However, the bank served notice on him, calling upon him to defend the action if he desired.

A judgment was rendered in September for the bank's debt, directing the residence sold subject to the mortgage of the loan and building association. It was sold in pursuance of the judgment; the bank bid it in; the sale was confirmed; a deed made conveying it to the bank, and it took possession of the residence. J. J. Hanshaw immediately ceased to pay to the loan and building association the $40 a month--bimonthly--as he agreed to do by the "contract of indemnity."

The loan and building association instituted an action to enforce its lien on the residence, making the bank a defendant. The bank filed its answer which was taken as a cross-petition against J. J. Hanshaw, and summons thereon served on him. No defense was made to the debt of the loan and building association, consequently a judgment was entered for its debt, with directions to the master commissioner to sell the property to satisfy its debt, interest, and costs. To avoid a sale, the bank paid its judgment amounting to $3,006.50, and it so alleged in its answer and cross-petition.

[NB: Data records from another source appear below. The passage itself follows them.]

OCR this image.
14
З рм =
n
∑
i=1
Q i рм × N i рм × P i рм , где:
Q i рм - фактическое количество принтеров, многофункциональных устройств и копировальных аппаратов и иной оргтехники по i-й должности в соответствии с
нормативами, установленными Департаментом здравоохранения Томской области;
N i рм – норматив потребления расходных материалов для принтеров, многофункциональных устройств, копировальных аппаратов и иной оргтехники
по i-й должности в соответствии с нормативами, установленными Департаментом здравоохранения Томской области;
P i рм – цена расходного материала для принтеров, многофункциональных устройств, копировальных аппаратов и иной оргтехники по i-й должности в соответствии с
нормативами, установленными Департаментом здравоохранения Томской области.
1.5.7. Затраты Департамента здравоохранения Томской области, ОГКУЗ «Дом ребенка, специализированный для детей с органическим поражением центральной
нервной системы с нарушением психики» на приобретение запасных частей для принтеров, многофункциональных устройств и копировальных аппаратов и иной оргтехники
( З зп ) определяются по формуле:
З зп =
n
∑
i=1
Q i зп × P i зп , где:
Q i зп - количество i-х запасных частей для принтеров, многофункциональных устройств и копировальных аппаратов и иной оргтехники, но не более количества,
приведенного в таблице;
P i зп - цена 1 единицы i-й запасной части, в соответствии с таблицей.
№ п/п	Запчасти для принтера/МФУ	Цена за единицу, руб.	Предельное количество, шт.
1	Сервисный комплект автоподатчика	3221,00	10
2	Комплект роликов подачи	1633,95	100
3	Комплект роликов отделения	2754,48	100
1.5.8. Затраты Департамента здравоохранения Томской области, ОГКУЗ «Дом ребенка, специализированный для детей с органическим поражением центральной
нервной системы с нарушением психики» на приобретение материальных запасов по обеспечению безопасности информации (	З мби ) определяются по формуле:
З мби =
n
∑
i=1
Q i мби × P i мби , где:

J. J. Hanshaw traversed the cross-petition of the bank; pleaded no consideration for the "contract of indemnity"; that the import and purpose of the "contract of indemnity" was, that he was to have the rent derived from the residence covered by the two mortgages for the purpose of his taking care of the bimonthly payments to the loan and building association, and that, by reason of the sale under the judgment in the action of the bank against Ebert Hanshaw, he was deprived of the rent and thereby caused to breach the "contract of indemnity." Also he pleaded the proceedings of the bank against Ebert Hanshaw as a bar to the prosecution of this action as to him.

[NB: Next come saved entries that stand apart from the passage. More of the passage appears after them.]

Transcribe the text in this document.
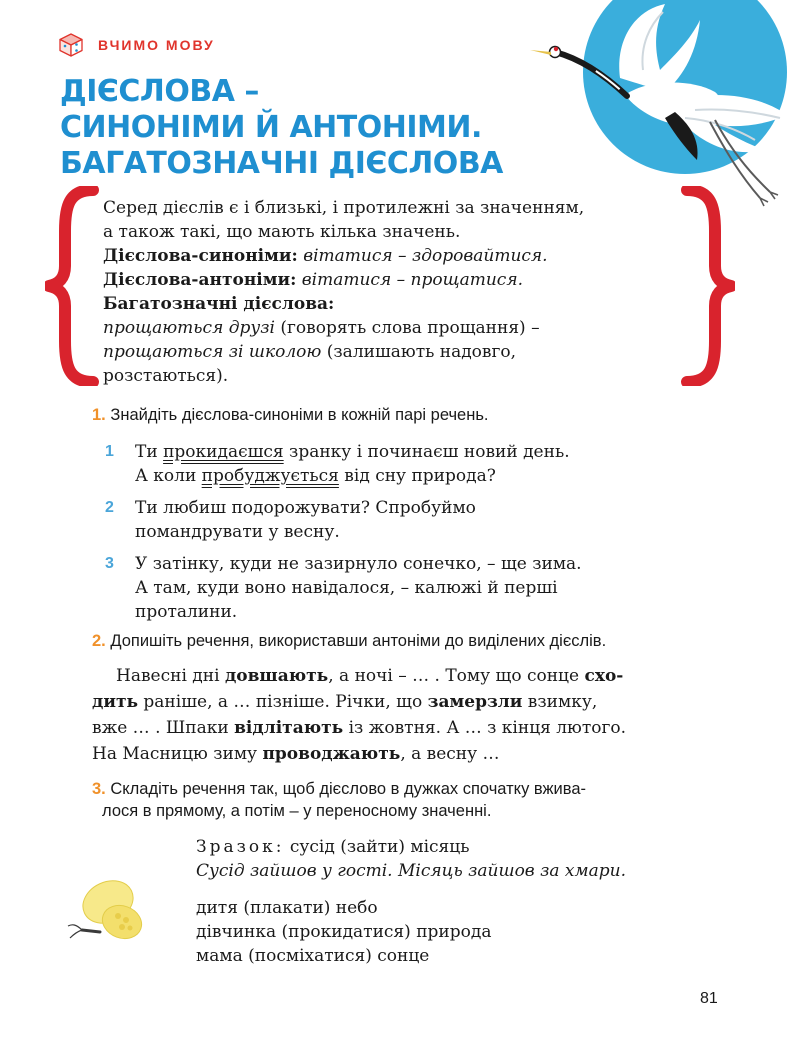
ВЧИМО МОВУ
ДІЄСЛОВА –
СИНОНІМИ Й АНТОНІМИ.
БАГАТОЗНАЧНІ ДІЄСЛОВА
Серед дієслів є і близькі, і протилежні за значенням,
а також такі, що мають кілька значень.
Дієслова-синоніми: вітатися – здоровайтися.
Дієслова-антоніми: вітатися – прощатися.
Багатозначні дієслова:
прощаються друзі (говорять слова прощання) –
прощаються зі школою (залишають надовго,
розстаються).
1. Знайдіть дієслова-синоніми в кожній парі речень.
1 Ти прокидаєшся зранку і починаєш новий день.
А коли пробуджується від сну природа?
2 Ти любиш подорожувати? Спробуймо
помандрувати у весну.
3 У затінку, куди не зазирнуло сонечко, – ще зима.
А там, куди воно навідалося, – калюжі й перші
проталини.
2. Допишіть речення, використавши антоніми до виділених дієслів.
Навесні дні довшають, а ночі – … . Тому що сонце схо-
дить раніше, а … пізніше. Річки, що замерзли взимку,
вже … . Шпаки відлітають із жовтня. А … з кінця лютого.
На Масницю зиму проводжають, а весну …
3. Складіть речення так, щоб дієслово в дужках спочатку вжива-
лося в прямому, а потім – у переносному значенні.
Зразок: сусід (зайти) місяць
Сусід зайшов у гості. Місяць зайшов за хмари.
дитя (плакати) небо
дівчинка (прокидатися) природа
мама (посміхатися) сонце
81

On the submission of the case, on the evidence and the pleadings, the court dismissed the answer and cross-petition of the bank against J. J. Hanshaw, and decreed that it take nothing on the "contract of indemnity."

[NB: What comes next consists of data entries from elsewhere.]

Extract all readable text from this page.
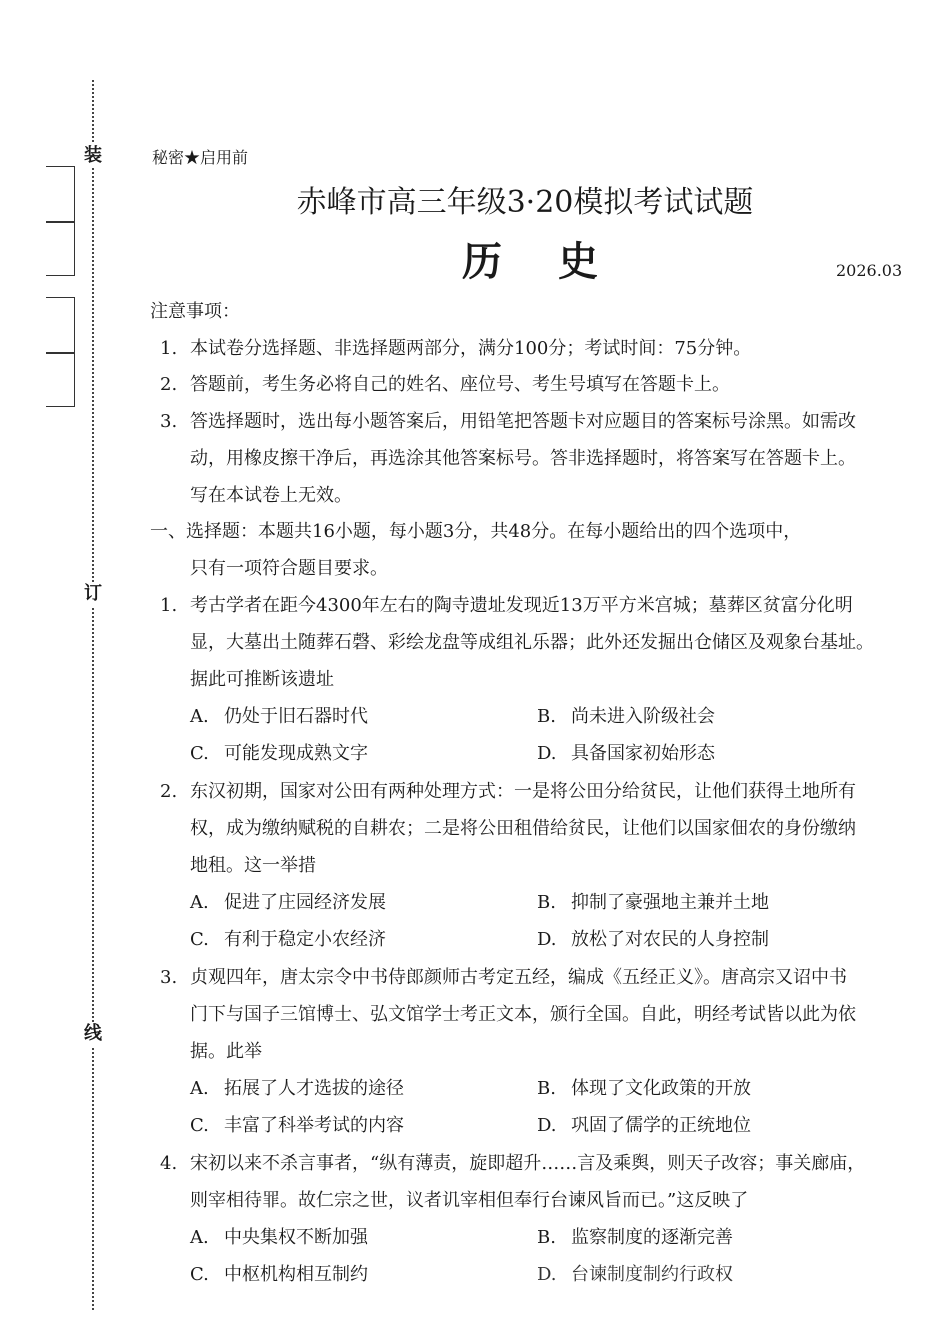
装
订
线
秘密★启用前
赤峰市高三年级3·20模拟考试试题
历史	2026.03
注意事项：
1. 本试卷分选择题、非选择题两部分，满分100分；考试时间：75分钟。
2. 答题前，考生务必将自己的姓名、座位号、考生号填写在答题卡上。
3. 答选择题时，选出每小题答案后，用铅笔把答题卡对应题目的答案标号涂黑。如需改
动，用橡皮擦干净后，再选涂其他答案标号。答非选择题时，将答案写在答题卡上。
写在本试卷上无效。
一、选择题：本题共16小题，每小题3分，共48分。在每小题给出的四个选项中，
只有一项符合题目要求。
1. 考古学者在距今4300年左右的陶寺遗址发现近13万平方米宫城；墓葬区贫富分化明
显，大墓出土随葬石磬、彩绘龙盘等成组礼乐器；此外还发掘出仓储区及观象台基址。
据此可推断该遗址
A. 仍处于旧石器时代	B. 尚未进入阶级社会
C. 可能发现成熟文字	D. 具备国家初始形态
2. 东汉初期，国家对公田有两种处理方式：一是将公田分给贫民，让他们获得土地所有
权，成为缴纳赋税的自耕农；二是将公田租借给贫民，让他们以国家佃农的身份缴纳
地租。这一举措
A. 促进了庄园经济发展	B. 抑制了豪强地主兼并土地
C. 有利于稳定小农经济	D. 放松了对农民的人身控制
3. 贞观四年，唐太宗令中书侍郎颜师古考定五经，编成《五经正义》。唐高宗又诏中书
门下与国子三馆博士、弘文馆学士考正文本，颁行全国。自此，明经考试皆以此为依
据。此举
A. 拓展了人才选拔的途径	B. 体现了文化政策的开放
C. 丰富了科举考试的内容	D. 巩固了儒学的正统地位
4. 宋初以来不杀言事者，“纵有薄责，旋即超升……言及乘舆，则天子改容；事关廊庙，
则宰相待罪。故仁宗之世，议者讥宰相但奉行台谏风旨而已。”这反映了
A. 中央集权不断加强	B. 监察制度的逐渐完善
C. 中枢机构相互制约	D. 台谏制度制约行政权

J. J. Hanshaw is here insisting that the "contract of indemnity" should be given that construction which will afford him the right to retain possession of the residence, collect, and apply the rent therefrom to the debt of the loan and building association; that the action of the bank against Ebert Hanshaw, the rendition of the judgment therein, the bidding for, and accepting a deed to, the mortgaged property, by the bank, be considered a breach by the bank of the "contract of indemnity," such as to relieve him of his liability on the "contract of indemnity."

He argues the "contract of indemnity" is ambiguous, and that parol evidence is admissible to explain what the parties thereto mean by the language "the payment of the first mortgage indebtedness on the plan and basis by which it is now being paid, etc."; also there was no consideration as to him for the execution of the "contract of indemnity"; it "is nudum pactum on account of lack of mutuality in its terms."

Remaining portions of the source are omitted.